“One morning at dawn the nurse shook him awake because his sobs were being heard in the next room. Once he was awake he could hear that not only was the patient next door but the two hundred dogs kept in the hospital courtyard for use in the laboratory had also been threatened by his sobbing and clearly were howling still; nonetheless, he thought to himself, I am only dreaming; besides, I’m already fully conscious of the significance of those howling dogs because I’ve written about them, this is no time for howling dogs.” -Oe Kenzaburo
It turns out that I’m in my quarters alone. I have a bunk, a hydration unit, a food dispenser, a bathroom, and most importantly the activity room – where dreamlike paragraphs are dispensed via pulses. It’s never really clear how I relate to the dreams? memories? or what the point of it all really is. I have to continue to eat and drink to be able to use the pulses to access the dreams, but at some point, I can no longer throw away my garbage or use the shower. My skin itches and I start to live in my own filth. This seems to be part of a larger commentary on… something, but what?
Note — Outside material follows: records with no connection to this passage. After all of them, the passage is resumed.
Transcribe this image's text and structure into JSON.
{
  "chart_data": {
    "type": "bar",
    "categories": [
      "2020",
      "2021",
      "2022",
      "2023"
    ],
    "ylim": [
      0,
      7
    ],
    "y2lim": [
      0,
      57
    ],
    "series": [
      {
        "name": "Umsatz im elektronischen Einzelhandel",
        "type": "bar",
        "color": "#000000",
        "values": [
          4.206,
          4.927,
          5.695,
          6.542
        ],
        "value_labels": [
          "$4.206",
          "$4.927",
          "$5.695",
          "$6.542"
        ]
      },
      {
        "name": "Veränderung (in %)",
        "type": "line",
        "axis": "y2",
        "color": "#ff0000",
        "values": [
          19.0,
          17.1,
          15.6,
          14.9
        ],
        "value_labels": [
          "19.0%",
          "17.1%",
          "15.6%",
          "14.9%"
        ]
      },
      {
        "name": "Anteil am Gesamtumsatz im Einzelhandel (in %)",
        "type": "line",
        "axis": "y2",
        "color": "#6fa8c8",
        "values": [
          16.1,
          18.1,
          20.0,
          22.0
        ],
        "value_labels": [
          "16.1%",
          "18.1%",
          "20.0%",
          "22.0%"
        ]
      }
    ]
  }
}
It’s interesting, the choice of Twine for an IF game, but it’s done well here. Twine suits this reality dispersed with the surreal. It feels all wispy, and Twine keeps me sort of floating with the clicking and loss of control. howling dogs is more sort of interactive poetry, than fiction, or a game, or anything you can actually control.
There’s a whole section of dream-like images in the banquet hall. You’ll know, because you can click about 80 different phrases to get the response “How interesting!” If you click the right one, you’ll get another set, and you must find the second. This felt a little jarring from the rest of the game, with the clicking, and the clicking, and the clicking, only to find “How interesting!” each time. I don’t know. This game intrigued me, but ultimately, wasn’t enough to wow me.